Activists claim being single adds 49 YEARS to saving for a deposit

The Generation Rent activist group has produced a series of claims about the house buying process for single people.

It says being single adds 49 years to the time needed to save a deposit to buy a home in London compared with being in a couple.

The activists cite a very precise scenario to apparently demonstrate their claim. So it would apply to a couple with each earning the average salary in London and saving 20% of income after taxes and rent on what the group calls “an average one bed home.”

The group claims the couple would have enough for a deposit of £66,401 on the average first-time buyer home after just 6.6 years. 

Then the group suggests that because a single average earner can borrow only half the mortgage that a couple could, the deposit needed rises to £275,000 on a £484,000 home.

The highly selective scenario assumes the average renter would save 20% of their income “left over after tax, student loan repayments and rent.”
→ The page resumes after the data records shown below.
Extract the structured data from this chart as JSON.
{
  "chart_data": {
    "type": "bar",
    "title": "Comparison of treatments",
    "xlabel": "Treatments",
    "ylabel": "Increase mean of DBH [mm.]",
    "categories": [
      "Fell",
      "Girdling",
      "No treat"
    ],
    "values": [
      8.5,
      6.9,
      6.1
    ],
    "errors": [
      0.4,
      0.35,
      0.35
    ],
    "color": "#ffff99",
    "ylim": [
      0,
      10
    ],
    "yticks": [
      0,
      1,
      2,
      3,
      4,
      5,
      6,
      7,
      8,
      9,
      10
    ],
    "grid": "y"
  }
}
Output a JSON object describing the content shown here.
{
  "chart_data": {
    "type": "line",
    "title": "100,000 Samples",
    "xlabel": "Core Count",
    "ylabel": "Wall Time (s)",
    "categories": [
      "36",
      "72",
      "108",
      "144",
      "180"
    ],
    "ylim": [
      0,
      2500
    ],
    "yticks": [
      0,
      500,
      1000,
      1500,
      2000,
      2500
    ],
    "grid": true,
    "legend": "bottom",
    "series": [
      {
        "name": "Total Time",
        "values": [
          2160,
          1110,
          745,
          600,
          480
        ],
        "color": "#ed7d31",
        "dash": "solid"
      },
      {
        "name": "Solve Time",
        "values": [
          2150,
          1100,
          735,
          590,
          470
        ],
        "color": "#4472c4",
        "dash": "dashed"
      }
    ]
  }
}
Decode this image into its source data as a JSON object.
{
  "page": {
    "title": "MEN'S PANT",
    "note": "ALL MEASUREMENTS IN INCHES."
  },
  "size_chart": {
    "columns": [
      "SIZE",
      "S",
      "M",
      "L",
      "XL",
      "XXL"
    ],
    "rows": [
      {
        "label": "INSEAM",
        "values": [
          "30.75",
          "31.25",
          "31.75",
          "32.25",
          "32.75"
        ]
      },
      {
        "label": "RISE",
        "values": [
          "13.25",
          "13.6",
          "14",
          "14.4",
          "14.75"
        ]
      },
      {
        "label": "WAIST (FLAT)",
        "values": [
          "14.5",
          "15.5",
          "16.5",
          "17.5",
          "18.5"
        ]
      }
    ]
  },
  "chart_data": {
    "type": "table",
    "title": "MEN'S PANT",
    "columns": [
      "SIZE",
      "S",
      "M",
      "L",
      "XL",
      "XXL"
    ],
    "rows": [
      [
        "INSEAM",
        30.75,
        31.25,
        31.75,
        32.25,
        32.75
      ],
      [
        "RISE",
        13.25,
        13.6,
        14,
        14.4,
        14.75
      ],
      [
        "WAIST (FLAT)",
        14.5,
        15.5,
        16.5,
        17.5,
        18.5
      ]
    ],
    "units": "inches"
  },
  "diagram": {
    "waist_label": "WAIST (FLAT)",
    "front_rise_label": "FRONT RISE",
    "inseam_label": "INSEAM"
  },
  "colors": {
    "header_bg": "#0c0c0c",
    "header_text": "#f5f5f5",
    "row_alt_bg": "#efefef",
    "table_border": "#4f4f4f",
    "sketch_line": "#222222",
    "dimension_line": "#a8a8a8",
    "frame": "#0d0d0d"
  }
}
The deposit needed “is either the difference between the house price and 4.5 times the gross salary (maximum mortgage typically offered), or 10% of the price if the maximum mortgage is higher than the house price.”

And Generation Rent goes on to claim that in England as a whole, the average time for a single person to save the deposit is 21 years and this varies dramatically from 3.3 years in the North East to what it alleges is “an impossible 56 years in London.”

However, after all this the group says: “In England the average time for a single earner to save, has fallen from 22.0 years in 2024 and 31.3 years in 2022 – but it is up from 16.4 years in 2014, with house prices having risen by about 50% in that time. 

“While rents have risen by 25% since 2022, faster than net income at 19%, house prices have been fairly flat, allowing incomes to start catching up.”